October 16 is Your Last Chance to Register to Vote in November
October 16 is the last day that New Jersey residents can register to vote in this year’s federal, state, county, and local elections. Registration forms and information about how to register can be found online.
I also want to remind you that in New Jersey, any voter can request a vote-by-mail ballot for any election; you need not show that you are out of state or ill. To send you the ballot, your county clerk’s office must receive your absentee ballot application no later than October 30, seven days before the election.
Remembering Barry Commoner
Last weekend, Barry Commoner – a biologist and political advocate who founded the Citizens Party and ran for president in 1980 – passed away. He was 95 years old.
Commoner’s most enduring legacy is his work to bring the science of ecology to the center of our public debate. His studies of radioactive fallout helped demonstrate the human impact of nuclear radiation, contributing to the passage of the Nuclear Test Ban Treaty of 1963. And he shaped the thinking of generations of environmentalists through his “four laws of ecology:” Everything is connected to everything else; everything must go somewhere; nature knows best; there is no such thing as a free lunch.
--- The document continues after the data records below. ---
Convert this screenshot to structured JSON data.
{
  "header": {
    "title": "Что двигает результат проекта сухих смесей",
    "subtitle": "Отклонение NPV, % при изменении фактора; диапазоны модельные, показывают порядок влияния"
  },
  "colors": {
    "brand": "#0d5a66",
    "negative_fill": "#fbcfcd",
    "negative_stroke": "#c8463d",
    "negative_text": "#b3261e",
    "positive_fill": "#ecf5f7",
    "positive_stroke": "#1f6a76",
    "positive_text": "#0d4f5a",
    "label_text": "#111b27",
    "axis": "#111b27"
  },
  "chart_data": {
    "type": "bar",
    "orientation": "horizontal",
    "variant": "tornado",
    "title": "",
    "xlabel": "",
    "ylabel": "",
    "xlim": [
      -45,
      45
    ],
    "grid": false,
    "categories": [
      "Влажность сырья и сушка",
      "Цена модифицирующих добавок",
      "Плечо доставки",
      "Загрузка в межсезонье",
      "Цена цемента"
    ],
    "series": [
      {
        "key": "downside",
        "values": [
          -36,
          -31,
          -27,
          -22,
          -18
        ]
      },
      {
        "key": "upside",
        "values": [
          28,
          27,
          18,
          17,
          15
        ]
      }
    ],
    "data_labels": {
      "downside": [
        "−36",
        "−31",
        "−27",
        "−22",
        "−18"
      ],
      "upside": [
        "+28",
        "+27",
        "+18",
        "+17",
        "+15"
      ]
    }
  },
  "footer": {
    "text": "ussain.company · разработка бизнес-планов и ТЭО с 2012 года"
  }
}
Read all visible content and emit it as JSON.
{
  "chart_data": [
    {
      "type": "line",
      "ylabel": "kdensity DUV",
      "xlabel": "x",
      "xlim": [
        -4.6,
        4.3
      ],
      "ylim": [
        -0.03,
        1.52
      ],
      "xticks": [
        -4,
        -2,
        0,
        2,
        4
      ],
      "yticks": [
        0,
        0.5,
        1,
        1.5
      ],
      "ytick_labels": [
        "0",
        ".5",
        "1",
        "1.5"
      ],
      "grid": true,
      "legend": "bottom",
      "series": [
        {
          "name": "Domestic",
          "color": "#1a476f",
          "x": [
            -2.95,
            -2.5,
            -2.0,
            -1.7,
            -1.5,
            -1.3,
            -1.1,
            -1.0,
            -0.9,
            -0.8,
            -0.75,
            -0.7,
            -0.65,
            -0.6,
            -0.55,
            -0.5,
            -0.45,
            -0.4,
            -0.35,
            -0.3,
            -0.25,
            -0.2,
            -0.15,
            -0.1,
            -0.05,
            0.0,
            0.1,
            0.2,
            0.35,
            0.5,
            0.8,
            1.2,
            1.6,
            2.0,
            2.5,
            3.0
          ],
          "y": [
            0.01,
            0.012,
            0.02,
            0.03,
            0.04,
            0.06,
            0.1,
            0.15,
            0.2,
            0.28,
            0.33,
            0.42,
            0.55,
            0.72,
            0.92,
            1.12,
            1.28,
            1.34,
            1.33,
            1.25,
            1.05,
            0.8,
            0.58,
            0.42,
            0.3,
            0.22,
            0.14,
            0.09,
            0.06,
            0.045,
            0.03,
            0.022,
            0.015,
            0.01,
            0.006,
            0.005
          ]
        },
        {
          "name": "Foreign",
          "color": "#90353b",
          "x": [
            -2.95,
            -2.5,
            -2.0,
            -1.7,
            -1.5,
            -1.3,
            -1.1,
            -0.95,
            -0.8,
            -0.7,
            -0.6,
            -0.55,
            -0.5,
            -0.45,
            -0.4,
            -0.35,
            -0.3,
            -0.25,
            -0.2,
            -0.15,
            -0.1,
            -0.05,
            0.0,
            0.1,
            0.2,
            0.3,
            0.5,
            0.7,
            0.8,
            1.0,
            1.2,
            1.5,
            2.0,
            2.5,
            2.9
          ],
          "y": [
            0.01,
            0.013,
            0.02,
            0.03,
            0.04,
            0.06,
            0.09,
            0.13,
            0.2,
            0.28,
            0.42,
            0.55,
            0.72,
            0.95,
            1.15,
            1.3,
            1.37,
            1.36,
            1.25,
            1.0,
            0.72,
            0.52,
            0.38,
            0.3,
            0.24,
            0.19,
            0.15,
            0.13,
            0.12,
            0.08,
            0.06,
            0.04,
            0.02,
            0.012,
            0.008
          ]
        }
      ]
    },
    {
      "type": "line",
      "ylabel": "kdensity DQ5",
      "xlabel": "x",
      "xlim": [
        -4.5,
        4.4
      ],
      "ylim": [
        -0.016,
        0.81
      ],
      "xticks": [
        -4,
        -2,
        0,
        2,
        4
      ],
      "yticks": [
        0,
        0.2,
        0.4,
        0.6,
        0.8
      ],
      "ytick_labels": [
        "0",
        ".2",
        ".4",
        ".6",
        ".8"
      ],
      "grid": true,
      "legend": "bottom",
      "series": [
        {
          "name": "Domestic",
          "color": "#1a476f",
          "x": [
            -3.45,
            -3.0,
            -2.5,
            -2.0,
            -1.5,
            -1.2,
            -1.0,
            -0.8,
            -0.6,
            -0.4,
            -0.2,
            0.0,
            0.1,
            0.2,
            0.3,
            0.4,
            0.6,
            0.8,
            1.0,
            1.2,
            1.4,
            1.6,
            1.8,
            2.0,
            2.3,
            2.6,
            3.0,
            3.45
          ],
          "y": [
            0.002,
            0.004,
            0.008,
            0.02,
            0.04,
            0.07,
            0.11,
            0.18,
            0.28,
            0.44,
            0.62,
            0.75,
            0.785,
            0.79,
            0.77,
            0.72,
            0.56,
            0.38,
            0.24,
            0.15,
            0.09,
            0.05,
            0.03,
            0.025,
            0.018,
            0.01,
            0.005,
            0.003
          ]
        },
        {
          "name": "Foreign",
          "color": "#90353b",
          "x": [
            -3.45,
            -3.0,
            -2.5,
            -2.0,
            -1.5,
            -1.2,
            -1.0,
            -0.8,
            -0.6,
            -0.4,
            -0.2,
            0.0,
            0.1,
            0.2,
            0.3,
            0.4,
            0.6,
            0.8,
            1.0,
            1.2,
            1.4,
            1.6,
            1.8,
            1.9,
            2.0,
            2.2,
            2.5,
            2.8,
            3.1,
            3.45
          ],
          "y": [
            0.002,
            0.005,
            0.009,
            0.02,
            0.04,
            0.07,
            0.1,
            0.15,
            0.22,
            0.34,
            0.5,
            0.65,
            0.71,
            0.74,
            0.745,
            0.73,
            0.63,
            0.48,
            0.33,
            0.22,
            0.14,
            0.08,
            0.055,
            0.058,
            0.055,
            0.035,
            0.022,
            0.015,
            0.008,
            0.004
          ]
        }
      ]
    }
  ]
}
To be sure, Commoner had his flaws as an advocate. He could be strident, combative, and dismissive even toward those who agreed with him, and his politics were clearly not to everyone’s liking. Yet his passion and enthusiasm were unmistakable, and he did as much as anyone to create a public movement to protect the air we breathe and the water we drink. He exemplified the responsibility of scientists to consider the public effects of technology, and he established a model of how scientists can transform the public debate.